JOHN: I recall the handful of times it was used on people it was usually 40 hours plus.  They just simply couldn't take it anymore.

That last phrase seems to me to be the critical one:

They just simply couldn't take it anymore.

This is the central criterion of torture. It takes sleep deprivation 40 hours to get there; and it takes water-boarding ten seconds. But the destination is the same: the surrender of will to another because of intolerable pain or suffering. That's why a mock execution is also regarded as torture under the law - because it takes a person to the edge of psychological breakdown.

Or look at it this way. If a prisoner were subjected to electric shocks to get him to cooperate, how long would the process take? A matter of seconds, perhaps a minute. How long does it take when waterboarding someone? According to Kiriakou, who was there:

He was able to withstand the water boarding for quite some time. And by that I mean probably 30, 35 seconds -

So the mental and physical pain or suffering was so severe that it was an achievement for a prisoner to endure it for more than 30 seconds. Kiriakou says he lasted 5 seconds in a context where he knew he was safe.

This is not just torture; it is among the most severe forms of torture that we know. It is completely indistinguishable from non-fatally electrocuting someone. That it doesn't leave physical marks is immaterial. That argument is one the Nazis used in defending the use of sleep deprivation and hypothermia. What matters is the severity of the suffering.

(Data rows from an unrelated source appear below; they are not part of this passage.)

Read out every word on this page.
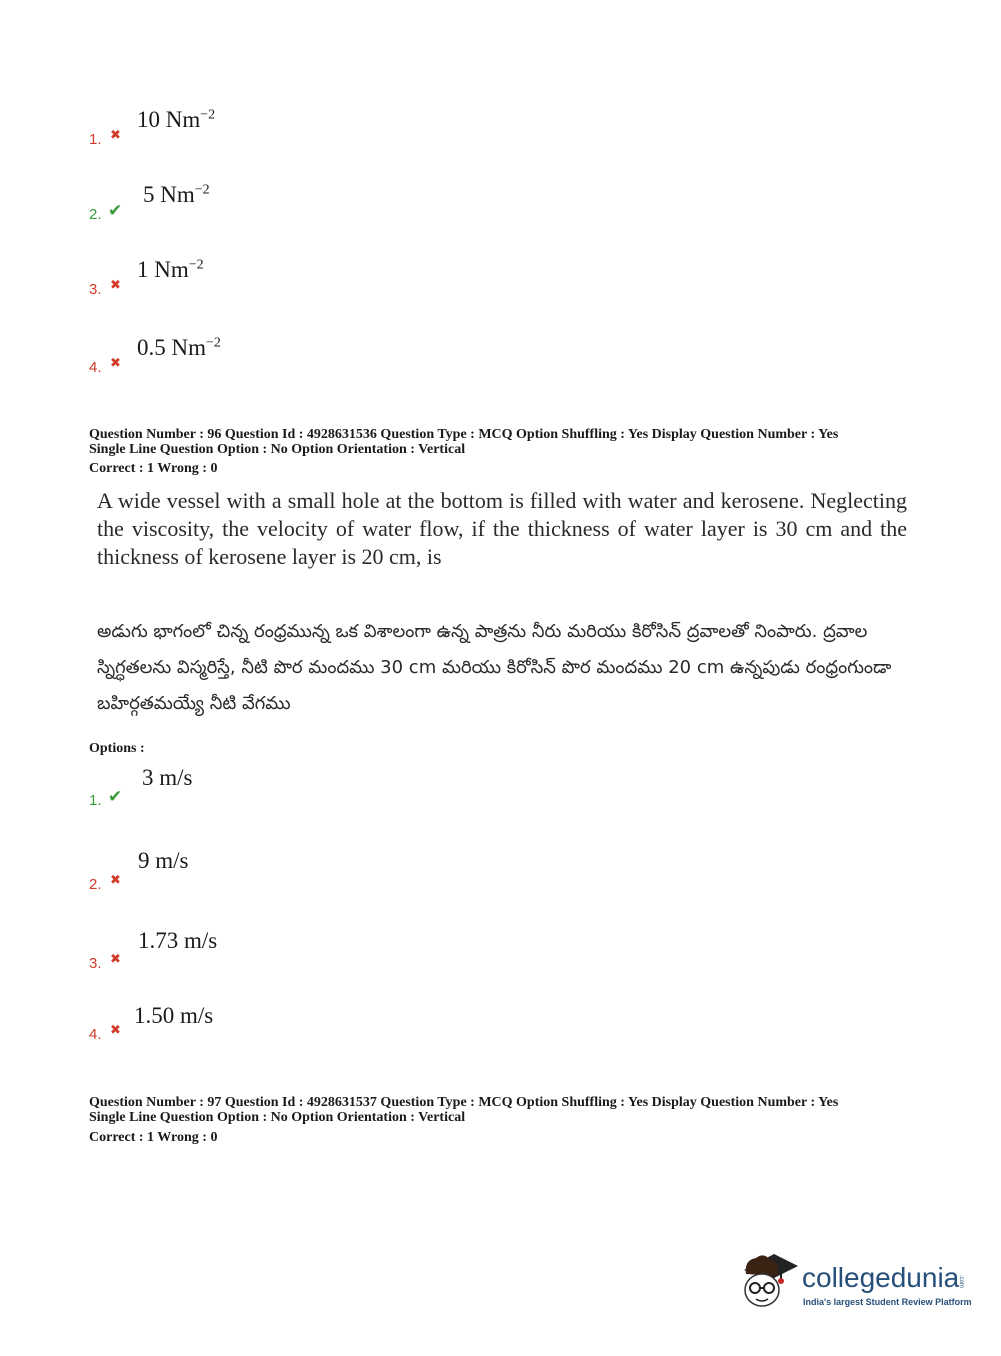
1. ✖
10 $Nm^{-2}$
2. ✔
5 $Nm^{-2}$
3. ✖
1 $Nm^{-2}$
4. ✖
0.5 $Nm^{-2}$
Question Number : 96 Question Id : 4928631536 Question Type : MCQ Option Shuffling : Yes Display Question Number : Yes
Single Line Question Option : No Option Orientation : Vertical
Correct : 1 Wrong : 0
A wide vessel with a small hole at the bottom is filled with water and kerosene. Neglecting the viscosity, the velocity of water flow, if the thickness of water layer is 30 cm and the thickness of kerosene layer is 20 cm, is
అడుగు భాగంలో చిన్న రంధ్రమున్న ఒక విశాలంగా ఉన్న పాత్రను నీరు మరియు కిరోసిన్ ద్రవాలతో నింపారు. ద్రవాల స్నిగ్ధతలను విస్మరిస్తే, నీటి పొర మందము 30 cm మరియు కిరోసిన్ పొర మందము 20 cm ఉన్నపుడు రంధ్రంగుండా బహిర్గతమయ్యే నీటి వేగము
Options :
1. ✔
3 m/s
2. ✖
9 m/s
3. ✖
1.73 m/s
4. ✖
1.50 m/s
Question Number : 97 Question Id : 4928631537 Question Type : MCQ Option Shuffling : Yes Display Question Number : Yes
Single Line Question Option : No Option Orientation : Vertical
Correct : 1 Wrong : 0
collegedunia
.com
India's largest Student Review Platform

I wish these were not the facts. But they are. We now have a direct witness to the torture - and one who inflicted it - describing it as torture; we have all the legal precedents that do not begin to question whether waterboarding is torture; we know the president directly authorized it; we know the epidemic of torture that ensued. These are crimes, committed by the executive branch in full awareness of the law and with premeditation. They place the United States in violation of the Geneva Conventions. And the president bears the final responsibility.

I hate to ask the inevitable question: Who will now hold him criminally responsible?